Say 50 weeks of work every year, 5 days of work per week, 250 days on a bike in 2009 was pretty possible for Nick, we said. Maybe 300 was realistic. Huh. Well, Nick said, I’d have to go back and see how many days I’ve ridden so far.
Well, I said, how many days have you not ridden to work this year? None.
Over the next few months, I forgot about it. Near the end of 2009, I got busy planning my big goal for 2010, riding a bike across the country. A lot got pushed to the side as I panicked about new bike parts, which tools to take, if I was in shape for it, was my bike going to make it, all that.
Then a few days before Christmas 2009, Nick and I were sitting at St. Mark’s Coffeehouse in Denver again, and one of us brought it up.
As long as I ride to work the next couple days before my vacation starts, Nick said, I’ll have ridden my bike 325 days this year.
Three hundred and twenty-five days? Get the fuck out of here, I said.
That’s 325 days of picking up his bike by the top tube, carrying it down the stairs of his second-floor apartment, clipping his helmet strap, and riding. Just because he likes to. He doesn’t look out the window to see if it’s raining or snowing, and then decide to leave his bike at home and drive. He looks out the window to see if it’s raining or snowing, so he knows whether to wear a rain jacket and/or pants he’d be comfortable ripping if he hit some ice and fell down. He hadn’t said anything about it. I imagine he probably just had a wall calendar at home, maybe hanging in his kitchen, and he marked off the days he rode maybe while he was cooking dinner at night. At that rate, he might as well have kept track of the days he drank water, or ate breakfast.
If you rode your bike every single day of the year, no days off, no weekend days off, starting January 1 and stopped riding the week of Thanksgiving, you’d have ridden almost exactly 325 days.Â And Nick basically shrugged like he had just told me what he ate for lunch that day and you know, what else are we going to talk about, anyway, can you believe this weather?

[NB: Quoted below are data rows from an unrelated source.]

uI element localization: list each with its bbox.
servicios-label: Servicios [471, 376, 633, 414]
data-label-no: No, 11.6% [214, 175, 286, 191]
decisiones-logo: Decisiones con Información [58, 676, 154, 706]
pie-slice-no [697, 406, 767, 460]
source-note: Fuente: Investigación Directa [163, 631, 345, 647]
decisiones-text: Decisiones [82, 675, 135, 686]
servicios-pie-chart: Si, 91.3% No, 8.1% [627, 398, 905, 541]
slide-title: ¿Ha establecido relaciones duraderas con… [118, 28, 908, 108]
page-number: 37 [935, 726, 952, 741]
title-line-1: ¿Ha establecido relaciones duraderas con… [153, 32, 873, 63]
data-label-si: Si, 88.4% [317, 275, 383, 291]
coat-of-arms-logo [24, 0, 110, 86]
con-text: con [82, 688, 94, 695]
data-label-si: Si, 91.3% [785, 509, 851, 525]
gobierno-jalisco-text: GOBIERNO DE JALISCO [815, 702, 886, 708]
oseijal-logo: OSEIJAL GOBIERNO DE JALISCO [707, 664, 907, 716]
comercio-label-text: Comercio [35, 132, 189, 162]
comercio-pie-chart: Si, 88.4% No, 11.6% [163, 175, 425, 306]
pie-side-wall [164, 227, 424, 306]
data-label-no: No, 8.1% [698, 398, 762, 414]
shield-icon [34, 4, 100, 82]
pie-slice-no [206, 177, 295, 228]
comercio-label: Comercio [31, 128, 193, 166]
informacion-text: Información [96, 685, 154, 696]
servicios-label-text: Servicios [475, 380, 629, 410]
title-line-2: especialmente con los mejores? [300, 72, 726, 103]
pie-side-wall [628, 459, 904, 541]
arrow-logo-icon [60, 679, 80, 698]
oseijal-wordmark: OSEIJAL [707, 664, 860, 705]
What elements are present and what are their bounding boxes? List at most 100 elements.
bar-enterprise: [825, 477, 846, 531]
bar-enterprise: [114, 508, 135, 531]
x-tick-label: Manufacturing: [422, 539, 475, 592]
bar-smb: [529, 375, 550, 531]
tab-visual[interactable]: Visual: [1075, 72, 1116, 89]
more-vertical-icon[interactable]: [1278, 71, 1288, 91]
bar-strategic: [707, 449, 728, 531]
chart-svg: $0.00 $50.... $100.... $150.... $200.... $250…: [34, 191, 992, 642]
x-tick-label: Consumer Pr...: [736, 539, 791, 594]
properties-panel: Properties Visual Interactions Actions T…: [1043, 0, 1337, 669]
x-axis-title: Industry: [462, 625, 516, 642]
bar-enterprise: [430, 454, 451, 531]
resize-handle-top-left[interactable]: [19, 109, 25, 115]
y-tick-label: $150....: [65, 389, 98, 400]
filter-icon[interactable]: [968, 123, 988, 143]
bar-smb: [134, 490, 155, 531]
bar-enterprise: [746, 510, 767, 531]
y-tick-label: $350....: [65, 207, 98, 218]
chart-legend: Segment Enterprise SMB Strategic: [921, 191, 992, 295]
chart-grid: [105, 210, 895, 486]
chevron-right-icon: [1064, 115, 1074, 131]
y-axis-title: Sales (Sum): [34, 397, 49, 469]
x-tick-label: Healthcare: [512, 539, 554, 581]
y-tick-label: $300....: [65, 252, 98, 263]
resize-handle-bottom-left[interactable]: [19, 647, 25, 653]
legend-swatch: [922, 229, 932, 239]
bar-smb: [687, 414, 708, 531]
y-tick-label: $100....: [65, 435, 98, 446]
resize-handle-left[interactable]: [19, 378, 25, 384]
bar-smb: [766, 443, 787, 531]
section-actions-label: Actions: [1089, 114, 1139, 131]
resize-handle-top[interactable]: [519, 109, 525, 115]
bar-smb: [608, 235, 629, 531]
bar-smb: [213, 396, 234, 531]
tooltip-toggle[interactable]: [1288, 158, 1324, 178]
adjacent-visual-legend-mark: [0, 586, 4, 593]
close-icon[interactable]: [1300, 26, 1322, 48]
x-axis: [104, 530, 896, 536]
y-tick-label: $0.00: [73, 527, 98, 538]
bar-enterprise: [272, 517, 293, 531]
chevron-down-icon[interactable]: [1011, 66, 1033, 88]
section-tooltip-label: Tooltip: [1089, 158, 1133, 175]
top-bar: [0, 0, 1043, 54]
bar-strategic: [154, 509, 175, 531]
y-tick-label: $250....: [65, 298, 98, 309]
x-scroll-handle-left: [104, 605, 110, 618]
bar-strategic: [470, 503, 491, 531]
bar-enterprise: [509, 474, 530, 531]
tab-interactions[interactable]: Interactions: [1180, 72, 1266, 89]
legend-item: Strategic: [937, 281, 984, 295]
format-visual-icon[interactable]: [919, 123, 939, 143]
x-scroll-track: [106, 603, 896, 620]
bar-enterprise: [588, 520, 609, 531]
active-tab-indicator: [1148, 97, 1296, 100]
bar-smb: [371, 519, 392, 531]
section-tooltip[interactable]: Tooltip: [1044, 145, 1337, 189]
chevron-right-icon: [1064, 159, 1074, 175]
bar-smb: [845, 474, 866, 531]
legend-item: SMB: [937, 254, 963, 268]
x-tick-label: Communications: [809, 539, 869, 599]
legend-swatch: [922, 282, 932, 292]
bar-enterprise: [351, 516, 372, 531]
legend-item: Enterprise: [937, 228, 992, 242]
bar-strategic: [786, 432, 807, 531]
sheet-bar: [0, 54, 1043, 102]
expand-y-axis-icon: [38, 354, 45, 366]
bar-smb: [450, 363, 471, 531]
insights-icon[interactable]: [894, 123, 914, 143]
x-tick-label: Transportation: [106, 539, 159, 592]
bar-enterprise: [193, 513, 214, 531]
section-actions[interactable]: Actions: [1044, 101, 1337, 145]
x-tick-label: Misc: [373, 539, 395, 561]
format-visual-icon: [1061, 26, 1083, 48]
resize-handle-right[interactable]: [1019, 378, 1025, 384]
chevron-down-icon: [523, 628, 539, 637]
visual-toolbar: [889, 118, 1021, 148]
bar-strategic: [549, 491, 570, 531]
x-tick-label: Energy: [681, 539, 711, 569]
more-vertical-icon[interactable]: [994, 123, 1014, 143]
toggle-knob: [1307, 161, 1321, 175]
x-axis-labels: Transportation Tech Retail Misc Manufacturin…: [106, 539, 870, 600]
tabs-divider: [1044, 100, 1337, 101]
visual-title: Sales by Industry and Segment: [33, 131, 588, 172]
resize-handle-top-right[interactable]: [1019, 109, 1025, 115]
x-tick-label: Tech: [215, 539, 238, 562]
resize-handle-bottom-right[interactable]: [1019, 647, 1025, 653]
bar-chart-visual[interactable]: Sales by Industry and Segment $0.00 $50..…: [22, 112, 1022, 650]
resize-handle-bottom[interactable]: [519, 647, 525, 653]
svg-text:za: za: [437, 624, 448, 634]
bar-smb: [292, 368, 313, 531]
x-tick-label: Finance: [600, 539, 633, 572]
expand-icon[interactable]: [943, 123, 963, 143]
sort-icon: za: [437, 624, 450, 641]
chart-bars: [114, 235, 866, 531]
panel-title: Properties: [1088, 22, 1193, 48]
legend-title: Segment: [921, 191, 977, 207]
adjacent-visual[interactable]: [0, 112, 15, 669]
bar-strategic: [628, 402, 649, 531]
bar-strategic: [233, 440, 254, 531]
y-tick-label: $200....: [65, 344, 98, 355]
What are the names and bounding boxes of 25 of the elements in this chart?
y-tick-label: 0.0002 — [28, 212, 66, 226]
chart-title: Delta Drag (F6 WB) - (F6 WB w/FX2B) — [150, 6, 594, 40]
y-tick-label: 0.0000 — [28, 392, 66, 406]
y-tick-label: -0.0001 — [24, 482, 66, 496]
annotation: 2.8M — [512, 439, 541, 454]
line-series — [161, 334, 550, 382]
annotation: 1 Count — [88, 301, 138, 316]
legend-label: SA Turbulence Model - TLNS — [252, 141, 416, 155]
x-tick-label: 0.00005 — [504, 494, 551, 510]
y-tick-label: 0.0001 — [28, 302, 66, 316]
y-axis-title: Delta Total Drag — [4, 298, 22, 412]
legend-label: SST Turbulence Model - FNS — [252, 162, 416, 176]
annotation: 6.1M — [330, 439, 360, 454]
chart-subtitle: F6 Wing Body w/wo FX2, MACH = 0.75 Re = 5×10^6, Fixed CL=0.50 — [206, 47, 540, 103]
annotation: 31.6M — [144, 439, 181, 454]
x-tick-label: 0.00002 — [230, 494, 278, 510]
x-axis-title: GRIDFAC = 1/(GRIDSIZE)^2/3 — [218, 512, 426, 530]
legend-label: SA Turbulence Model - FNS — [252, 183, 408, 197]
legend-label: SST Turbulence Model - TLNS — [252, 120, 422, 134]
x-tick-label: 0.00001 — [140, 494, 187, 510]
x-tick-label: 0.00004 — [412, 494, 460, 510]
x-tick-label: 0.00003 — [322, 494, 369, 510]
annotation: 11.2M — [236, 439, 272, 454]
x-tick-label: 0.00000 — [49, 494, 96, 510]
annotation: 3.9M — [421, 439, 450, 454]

Huh.
“Oh, you know what else?” he said. “I went to get my oil changed in my truck just before we went to Canyonlands for Thanksgiving, and it had been exactly a year since I got it changed in 2008. To the day.”
No shit, I said. How many miles did you drive last year, then?
3,300. Minus our annual trip to Canyonlands, which is about 900 miles round-trip, he had only driven 2,400 miles the entire year. The average American drives 13,500 miles per year.
It was a huge year, 325 days of committing to riding a bicycle, committing to doing something healthy for himself and the planet, minimizing impact, maximizing joy, almost 11 complete months of days of riding, making it part of his routine as much as brushing his teeth. If half of America did half, or one-fourth of what Nick did, just imagine.
Or, like Nick would probably say, it was just a guy riding his bike to work. No big deal. You know, he likes his bicycle, so, whatever.